Rencontre à Diaconia 2013

L’aventure du Chemin de croix a commencé… à Bouvines, dans le Nord. La Communauté du Chemin Neuf, à qui a été confié l’ancien monastère des Dominicaines contemplatives, a demandé au P. Mickaël Frontini, artiste-peintre, de réaliser un Chemin de croix pour la chapelle. Il commence à travailler, seul, sur les textes de la Passion dans l’évangile de Marc.

Arrive Diaconia 2013, à Lourdes. Le P. Mickaël, qui est en lien avec le Réseau Saint-Laurent, rencontre le groupe de Zébédée et son fondateur, le P. Marcel Baldacchino. Prêtre du diocèse de Lyon, mais résident alors à Marseille, Mickaël est invité à l’atelier d’arts plastiques du vendredi. Il propose aux participants de réaliser le Chemin de croix avec lui.

« Mickaël hésitait à faire cette proposition, se souvient Marcel Baldacchino.
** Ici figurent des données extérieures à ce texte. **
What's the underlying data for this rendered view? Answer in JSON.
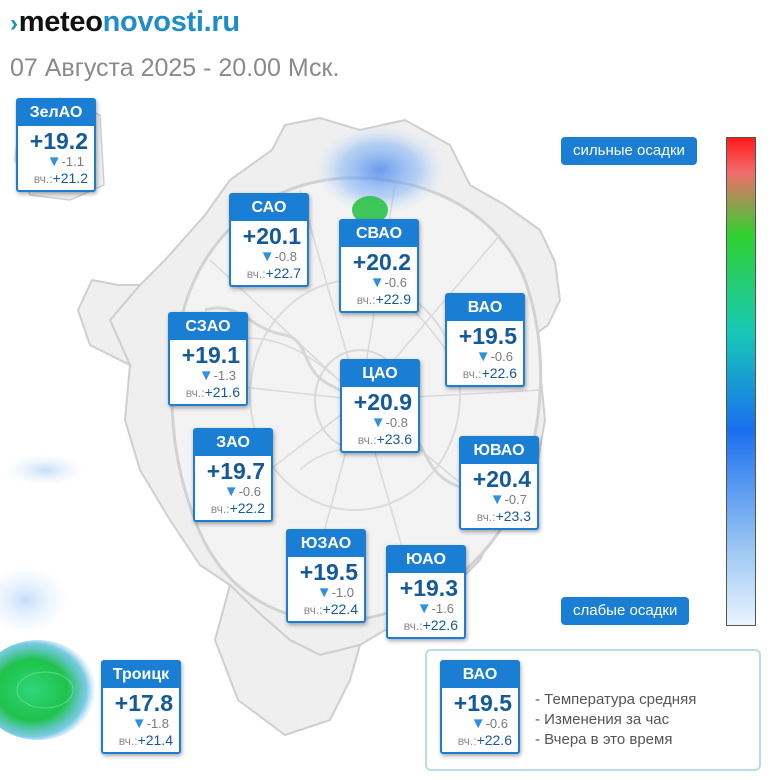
{
  "header": {
    "logo_part1": "meteo",
    "logo_part2": "novosti.ru",
    "subtitle": "07 Августа 2025 - 20.00 Мск."
  },
  "yesterday_prefix": "вч.:",
  "change_icon": "triangle-down-icon",
  "districts": [
    {
      "name": "ЗелАО",
      "temp": "+19.2",
      "change": "-1.1",
      "yesterday": "+21.2"
    },
    {
      "name": "САО",
      "temp": "+20.1",
      "change": "-0.8",
      "yesterday": "+22.7"
    },
    {
      "name": "СВАО",
      "temp": "+20.2",
      "change": "-0.6",
      "yesterday": "+22.9"
    },
    {
      "name": "ВАО",
      "temp": "+19.5",
      "change": "-0.6",
      "yesterday": "+22.6"
    },
    {
      "name": "СЗАО",
      "temp": "+19.1",
      "change": "-1.3",
      "yesterday": "+21.6"
    },
    {
      "name": "ЦАО",
      "temp": "+20.9",
      "change": "-0.8",
      "yesterday": "+23.6"
    },
    {
      "name": "ЗАО",
      "temp": "+19.7",
      "change": "-0.6",
      "yesterday": "+22.2"
    },
    {
      "name": "ЮВАО",
      "temp": "+20.4",
      "change": "-0.7",
      "yesterday": "+23.3"
    },
    {
      "name": "ЮЗАО",
      "temp": "+19.5",
      "change": "-1.0",
      "yesterday": "+22.4"
    },
    {
      "name": "ЮАО",
      "temp": "+19.3",
      "change": "-1.6",
      "yesterday": "+22.6"
    },
    {
      "name": "Троицк",
      "temp": "+17.8",
      "change": "-1.8",
      "yesterday": "+21.4"
    }
  ],
  "precip_scale": {
    "top_label": "сильные осадки",
    "bottom_label": "слабые осадки",
    "colors": [
      "#ff1a1a",
      "#2fd12f",
      "#1a6ff0",
      "#e9f4ff"
    ]
  },
  "legend": {
    "example": {
      "name": "ВАО",
      "temp": "+19.5",
      "change": "-0.6",
      "yesterday": "+22.6"
    },
    "items": [
      "- Температура средняя",
      "- Изменения за час",
      "- Вчера в это время"
    ]
  }
}
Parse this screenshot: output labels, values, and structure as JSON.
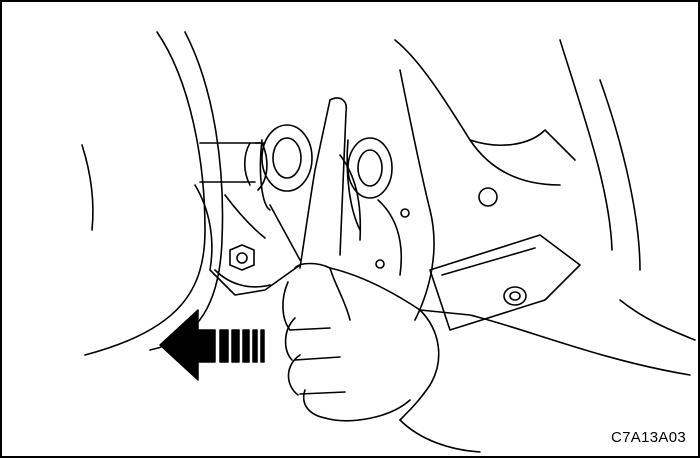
{
  "figure": {
    "code": "C7A13A03",
    "line_color": "#000000",
    "fill_color": "#ffffff",
    "arrow": {
      "direction": "left",
      "style": "striped"
    }
  }
}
Il attendait de voir la réaction du groupe. » Certains ont été tout de suite partants, d’autres ont préféré continuer leurs projets personnels. « Doucement, les autres ont fini par s’y mettre… » Finalement, tous les membres de l’atelier ont été partie prenante.

Une œuvre collective

Il a fallu trois mois d’apprivoisement. « Nous ne savions pas dessiner, raconte Suzanne. Mickaël nous a fait essayer des techniques simples pour que nous soyons à l’aise. Dans nos gribouillis, il nous a montré les choses qu’on ne voyait pas. » « Ma première colombe ne ressemblait à rien, et il l’a prise pour modèle ! » ajoute Jeannot. Jean-Marie, qui pratiquait déjà l’aquarelle et la mosaïque, a apporté beaucoup de son expérience, estiment ses compagnons.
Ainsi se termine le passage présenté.